Sunday, September 19, 2010

Procrastination

no more sitting around here in my living room
it's time to get out of this place, i'm almost doomed
to live a lonely life, but it time to change
release the fury, harness all these pent up rage

and make something of myself, no more messing around
no more going in and out, running up and down
getting no results, thinking that i need some help
man, i'll do it myself. _ the world, i'm out

but my brain's jammed up, i'm slowly freaking out
try pumping up my state, but it's going down
man i'm choding out, i try to slow __ down
regain my centered-ness, but i've got this cloud

hovering overhead, making me look bad
do i take whatever little _ i have and just flow with that
jump into the freezing pool, and let go of the pad
feel myself drowning, _ i'm gasping for air

going into my head, wondering why __ i did that
matter of fact, moments ago everything seemed perfect
why i put myself out like that, it's a mystery
but i gotta do what i gotta do, don't question me

procrastination is done, man. i'm done with that _
no more waiting around, screwing around like a _
it's time to pick my life up, just get out and do it
get blown out right and left till my skin gets thick

peace.

Sunday, September 5, 2010

Positive Reality

So lately I've been trying to incorporate some things into my life, though it's not easy but give me time. I've been watching a few videos on human interaction and social dynamics in an effort to be a better person and just understand how people interact, but more towards being a better person.

They say that in the army, you meet your best friends inside. But au contraire (french, yea!), I don't seem to meet anyone that I can really connect with. Of course, there are some good people, but then again there are some outrageous and atrocious people who are just out to make your life miserable. They seem to follow you everywhere and just keep trying to suck you into their negativity. As they say, misery loves company.
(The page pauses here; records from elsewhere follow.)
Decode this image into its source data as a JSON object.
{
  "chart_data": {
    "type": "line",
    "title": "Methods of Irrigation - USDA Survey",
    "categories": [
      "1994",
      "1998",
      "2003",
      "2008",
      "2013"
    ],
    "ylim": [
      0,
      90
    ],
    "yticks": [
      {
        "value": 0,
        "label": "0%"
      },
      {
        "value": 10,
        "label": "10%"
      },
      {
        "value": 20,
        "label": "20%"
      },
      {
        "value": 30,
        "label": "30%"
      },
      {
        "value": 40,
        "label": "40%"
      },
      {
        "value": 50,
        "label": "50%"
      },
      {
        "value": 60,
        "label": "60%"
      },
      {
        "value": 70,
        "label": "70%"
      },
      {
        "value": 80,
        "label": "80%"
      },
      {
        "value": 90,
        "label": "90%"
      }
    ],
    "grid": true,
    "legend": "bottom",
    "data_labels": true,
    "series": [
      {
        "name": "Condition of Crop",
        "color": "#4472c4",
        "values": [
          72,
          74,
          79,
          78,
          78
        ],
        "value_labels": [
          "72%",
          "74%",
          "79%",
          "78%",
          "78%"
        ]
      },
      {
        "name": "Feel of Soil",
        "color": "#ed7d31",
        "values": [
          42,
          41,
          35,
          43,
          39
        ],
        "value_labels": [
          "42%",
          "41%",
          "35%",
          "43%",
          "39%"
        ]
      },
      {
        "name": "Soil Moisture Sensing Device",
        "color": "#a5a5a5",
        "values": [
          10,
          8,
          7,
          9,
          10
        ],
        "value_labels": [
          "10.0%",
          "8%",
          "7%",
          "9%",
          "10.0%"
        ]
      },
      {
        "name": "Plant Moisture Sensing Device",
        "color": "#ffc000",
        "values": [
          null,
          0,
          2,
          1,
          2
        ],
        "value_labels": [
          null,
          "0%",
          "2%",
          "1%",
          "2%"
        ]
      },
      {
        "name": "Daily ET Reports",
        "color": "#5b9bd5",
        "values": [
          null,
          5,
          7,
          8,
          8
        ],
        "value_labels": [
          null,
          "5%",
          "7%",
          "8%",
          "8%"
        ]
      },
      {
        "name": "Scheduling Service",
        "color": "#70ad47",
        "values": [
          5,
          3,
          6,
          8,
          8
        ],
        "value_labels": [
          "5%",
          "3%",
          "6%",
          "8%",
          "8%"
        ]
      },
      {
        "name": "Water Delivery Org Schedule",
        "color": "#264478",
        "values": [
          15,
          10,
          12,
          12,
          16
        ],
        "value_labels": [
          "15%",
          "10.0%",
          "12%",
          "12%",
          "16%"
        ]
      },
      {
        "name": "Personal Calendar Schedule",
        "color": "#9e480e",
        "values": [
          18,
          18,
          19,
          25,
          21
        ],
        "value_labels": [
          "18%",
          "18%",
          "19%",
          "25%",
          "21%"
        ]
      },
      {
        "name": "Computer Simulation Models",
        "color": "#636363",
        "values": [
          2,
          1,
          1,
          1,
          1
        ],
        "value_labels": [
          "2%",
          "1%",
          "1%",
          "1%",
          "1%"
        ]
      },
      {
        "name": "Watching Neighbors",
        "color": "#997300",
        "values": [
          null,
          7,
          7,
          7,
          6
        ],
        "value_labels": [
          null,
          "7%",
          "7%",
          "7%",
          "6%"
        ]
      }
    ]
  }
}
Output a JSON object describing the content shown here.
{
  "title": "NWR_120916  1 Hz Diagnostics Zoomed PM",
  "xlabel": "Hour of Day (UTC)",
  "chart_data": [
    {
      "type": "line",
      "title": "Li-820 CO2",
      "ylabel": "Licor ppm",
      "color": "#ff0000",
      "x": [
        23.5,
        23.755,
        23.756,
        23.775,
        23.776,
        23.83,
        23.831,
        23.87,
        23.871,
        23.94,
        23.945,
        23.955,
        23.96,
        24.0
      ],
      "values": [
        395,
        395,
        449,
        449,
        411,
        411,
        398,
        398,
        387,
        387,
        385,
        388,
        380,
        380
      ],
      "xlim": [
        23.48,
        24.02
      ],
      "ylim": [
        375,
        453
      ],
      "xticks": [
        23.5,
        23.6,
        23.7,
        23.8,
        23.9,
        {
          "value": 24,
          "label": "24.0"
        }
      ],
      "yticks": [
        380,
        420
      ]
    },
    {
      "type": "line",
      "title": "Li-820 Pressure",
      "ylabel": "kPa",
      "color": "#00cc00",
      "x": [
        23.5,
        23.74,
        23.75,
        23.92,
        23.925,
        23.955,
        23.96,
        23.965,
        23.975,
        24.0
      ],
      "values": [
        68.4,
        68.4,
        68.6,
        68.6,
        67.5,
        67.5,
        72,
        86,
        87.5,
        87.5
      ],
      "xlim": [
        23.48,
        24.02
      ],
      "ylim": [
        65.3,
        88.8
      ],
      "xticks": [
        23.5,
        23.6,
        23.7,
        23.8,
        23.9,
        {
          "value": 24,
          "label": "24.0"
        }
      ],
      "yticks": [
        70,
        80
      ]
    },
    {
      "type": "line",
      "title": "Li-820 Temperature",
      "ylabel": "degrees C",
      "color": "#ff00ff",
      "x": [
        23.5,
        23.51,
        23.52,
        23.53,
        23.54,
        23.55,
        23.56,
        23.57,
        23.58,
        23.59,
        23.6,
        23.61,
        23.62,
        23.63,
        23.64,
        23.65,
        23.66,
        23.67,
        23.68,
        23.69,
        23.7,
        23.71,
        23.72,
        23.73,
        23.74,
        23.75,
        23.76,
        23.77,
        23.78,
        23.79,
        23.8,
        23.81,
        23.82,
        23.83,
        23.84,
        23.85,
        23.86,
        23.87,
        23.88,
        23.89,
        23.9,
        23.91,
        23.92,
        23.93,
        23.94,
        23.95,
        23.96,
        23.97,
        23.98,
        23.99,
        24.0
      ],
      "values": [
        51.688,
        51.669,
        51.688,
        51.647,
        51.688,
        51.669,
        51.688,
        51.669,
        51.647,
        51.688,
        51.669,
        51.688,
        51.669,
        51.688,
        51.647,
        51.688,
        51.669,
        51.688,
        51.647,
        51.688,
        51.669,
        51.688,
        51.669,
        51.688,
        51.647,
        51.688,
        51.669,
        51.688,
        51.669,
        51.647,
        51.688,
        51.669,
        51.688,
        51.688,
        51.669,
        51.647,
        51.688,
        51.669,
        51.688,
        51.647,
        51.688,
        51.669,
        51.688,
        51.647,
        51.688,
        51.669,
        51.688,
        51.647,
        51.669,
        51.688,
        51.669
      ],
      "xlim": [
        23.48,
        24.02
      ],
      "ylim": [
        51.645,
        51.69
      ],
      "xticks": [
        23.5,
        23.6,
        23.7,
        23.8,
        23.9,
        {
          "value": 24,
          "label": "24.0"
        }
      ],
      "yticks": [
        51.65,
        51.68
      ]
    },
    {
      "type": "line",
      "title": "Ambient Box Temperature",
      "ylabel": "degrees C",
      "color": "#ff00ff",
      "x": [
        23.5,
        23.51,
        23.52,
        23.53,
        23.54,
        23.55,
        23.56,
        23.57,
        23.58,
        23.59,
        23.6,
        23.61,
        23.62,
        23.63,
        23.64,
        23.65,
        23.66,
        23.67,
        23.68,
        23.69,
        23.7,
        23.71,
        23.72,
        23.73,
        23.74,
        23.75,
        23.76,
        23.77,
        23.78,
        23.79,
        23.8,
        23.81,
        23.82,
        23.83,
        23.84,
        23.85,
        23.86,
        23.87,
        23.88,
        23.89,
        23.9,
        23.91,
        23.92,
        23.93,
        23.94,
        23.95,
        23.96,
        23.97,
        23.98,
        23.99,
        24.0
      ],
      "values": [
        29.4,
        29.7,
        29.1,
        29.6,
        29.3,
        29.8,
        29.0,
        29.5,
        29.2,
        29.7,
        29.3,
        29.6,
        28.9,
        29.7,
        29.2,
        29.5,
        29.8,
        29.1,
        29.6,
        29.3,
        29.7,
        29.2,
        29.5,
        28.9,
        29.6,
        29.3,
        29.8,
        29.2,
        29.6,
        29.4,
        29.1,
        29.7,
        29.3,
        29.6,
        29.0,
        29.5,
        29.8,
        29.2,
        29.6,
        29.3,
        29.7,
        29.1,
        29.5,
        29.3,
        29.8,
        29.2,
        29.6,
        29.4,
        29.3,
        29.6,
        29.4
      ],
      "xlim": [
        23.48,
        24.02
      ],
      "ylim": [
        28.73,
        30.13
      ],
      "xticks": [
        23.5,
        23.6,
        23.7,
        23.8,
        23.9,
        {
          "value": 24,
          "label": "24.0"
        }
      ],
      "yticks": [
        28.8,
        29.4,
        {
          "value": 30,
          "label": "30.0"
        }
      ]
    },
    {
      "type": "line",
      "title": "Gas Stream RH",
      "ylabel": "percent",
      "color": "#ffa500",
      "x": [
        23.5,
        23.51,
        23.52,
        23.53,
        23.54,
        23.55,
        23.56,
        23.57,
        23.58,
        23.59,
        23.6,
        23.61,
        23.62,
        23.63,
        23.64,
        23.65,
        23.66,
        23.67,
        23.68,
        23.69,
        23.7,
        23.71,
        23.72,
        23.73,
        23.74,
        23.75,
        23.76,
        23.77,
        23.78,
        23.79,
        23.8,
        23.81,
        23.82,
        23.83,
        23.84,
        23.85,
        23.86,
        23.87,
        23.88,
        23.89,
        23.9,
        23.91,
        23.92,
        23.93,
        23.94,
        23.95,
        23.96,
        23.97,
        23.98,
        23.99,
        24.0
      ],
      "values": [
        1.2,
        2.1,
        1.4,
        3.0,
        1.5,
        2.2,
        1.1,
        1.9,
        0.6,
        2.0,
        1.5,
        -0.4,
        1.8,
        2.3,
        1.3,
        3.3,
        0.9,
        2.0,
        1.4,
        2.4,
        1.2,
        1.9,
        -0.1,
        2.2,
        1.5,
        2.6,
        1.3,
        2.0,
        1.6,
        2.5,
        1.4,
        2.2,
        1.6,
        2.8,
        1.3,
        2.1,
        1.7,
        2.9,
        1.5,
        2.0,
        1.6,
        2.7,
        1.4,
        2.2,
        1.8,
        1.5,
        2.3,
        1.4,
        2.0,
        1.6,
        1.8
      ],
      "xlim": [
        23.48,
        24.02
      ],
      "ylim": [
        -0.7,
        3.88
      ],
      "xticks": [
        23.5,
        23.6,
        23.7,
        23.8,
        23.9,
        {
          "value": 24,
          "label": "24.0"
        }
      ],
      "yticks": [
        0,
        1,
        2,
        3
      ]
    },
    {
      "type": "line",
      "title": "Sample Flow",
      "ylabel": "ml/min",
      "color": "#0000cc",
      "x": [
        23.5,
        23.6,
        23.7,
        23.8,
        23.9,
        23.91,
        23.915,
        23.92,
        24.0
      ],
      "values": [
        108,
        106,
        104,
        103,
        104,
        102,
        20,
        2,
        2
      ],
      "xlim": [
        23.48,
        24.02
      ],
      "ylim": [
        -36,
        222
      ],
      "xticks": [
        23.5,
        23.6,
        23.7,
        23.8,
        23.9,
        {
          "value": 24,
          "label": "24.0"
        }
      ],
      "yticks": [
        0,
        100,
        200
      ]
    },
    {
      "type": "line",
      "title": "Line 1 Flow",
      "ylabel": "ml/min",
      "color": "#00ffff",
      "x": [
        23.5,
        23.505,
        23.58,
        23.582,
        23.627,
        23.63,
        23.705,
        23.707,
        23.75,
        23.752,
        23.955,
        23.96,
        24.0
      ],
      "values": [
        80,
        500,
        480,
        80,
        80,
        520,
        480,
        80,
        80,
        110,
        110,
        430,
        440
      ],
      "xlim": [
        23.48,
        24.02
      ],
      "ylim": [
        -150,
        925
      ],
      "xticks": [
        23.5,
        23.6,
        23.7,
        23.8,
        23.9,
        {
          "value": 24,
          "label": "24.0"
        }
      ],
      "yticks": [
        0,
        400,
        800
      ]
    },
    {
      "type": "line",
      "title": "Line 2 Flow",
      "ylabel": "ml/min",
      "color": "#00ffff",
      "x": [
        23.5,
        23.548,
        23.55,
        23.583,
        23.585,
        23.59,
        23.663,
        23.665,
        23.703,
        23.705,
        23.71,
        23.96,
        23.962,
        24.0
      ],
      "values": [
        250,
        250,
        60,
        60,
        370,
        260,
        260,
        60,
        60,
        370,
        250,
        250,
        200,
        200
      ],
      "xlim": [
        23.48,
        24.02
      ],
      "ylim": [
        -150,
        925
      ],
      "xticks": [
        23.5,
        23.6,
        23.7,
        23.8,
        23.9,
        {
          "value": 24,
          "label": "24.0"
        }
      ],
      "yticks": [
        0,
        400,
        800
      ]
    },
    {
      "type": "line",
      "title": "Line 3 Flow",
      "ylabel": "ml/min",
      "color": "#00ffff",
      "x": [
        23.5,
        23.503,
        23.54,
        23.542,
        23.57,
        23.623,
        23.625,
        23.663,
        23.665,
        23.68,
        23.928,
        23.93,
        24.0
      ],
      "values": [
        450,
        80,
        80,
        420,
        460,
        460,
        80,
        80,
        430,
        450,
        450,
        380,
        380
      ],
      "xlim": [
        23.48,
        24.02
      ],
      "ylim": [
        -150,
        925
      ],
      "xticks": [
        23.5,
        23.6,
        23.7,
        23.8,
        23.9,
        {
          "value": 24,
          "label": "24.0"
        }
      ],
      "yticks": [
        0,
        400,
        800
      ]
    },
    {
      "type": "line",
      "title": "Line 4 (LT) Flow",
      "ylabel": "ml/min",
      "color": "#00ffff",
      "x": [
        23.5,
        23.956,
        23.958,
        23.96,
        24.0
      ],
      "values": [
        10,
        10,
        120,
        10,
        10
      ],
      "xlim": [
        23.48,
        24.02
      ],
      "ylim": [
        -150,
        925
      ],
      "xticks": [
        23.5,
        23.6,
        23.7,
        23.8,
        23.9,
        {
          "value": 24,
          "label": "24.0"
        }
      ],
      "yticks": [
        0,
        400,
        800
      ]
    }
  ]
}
How I deal with it is simple, I don't let it affect me. It's not easy because sometimes the mind just keeps dwelling upon it. But I still push it aside and have my own fun. Ultimately, I don't let people's negative attitudes into my reality. As long as I don't react to them, it's fine. It's not that I ignore them totally, but just the negative aspects.

But it's not enough to do that, I realized that instead of not letting it in, I should counter negativity. And what else can do that but Love? So in addition I'm trying to love those who persecute me. It's easier than I imagined, especially when the "hate" is not there, since I no longer react to their negativity. It doesn't feel like I'm doing anything out of my nature. Love is perhaps the most powerful force in the world.

Even the slightest thing like smiling at them when they're giving you a death stare, or saying sorry when they intentionally bump into you can throw them off. They usually expect you to either react negatively or cower and avoid it, but when you stay grounded in yourself and stay grounded in Love, they don't expect it and somehow it wipes away whatever hate they have for you, if only for that instant.

But as I just started adopting this kind of living, it isn't yet part of my personality. But I hope in the years to come as I grow and mature in the Lord, he will instill this Love in me. The Bible says,

"If a man say, I love God, and hateth his brother, he is a liar: for he that loveth not his brother whom he hath seen, how can he love God whom he hath not seen?" - 1 John 4:20

What I also hope to change in me is my personal confidence, or core confidence. Learning to draw confidence from within me, and not from my situation is one of the hardest things to change in me but it's something I want to achieve. Core confidence in a sense that I don't look outward to the people around me or  how I dress, etc in order for me to feel good about myself. But instead I feel confident because I love who I am, and I appreciate myself.

We all grow and mature and we move on in our lives. Some people just go with the flow and don't bother changing who they are, or becoming a better person. But Socrates said "An unexamined life is not worth living." And I believe in that, too. That's why I am constantly reviewing and examining where I am in life in order to become better than who I was yesterday. It's only how I live.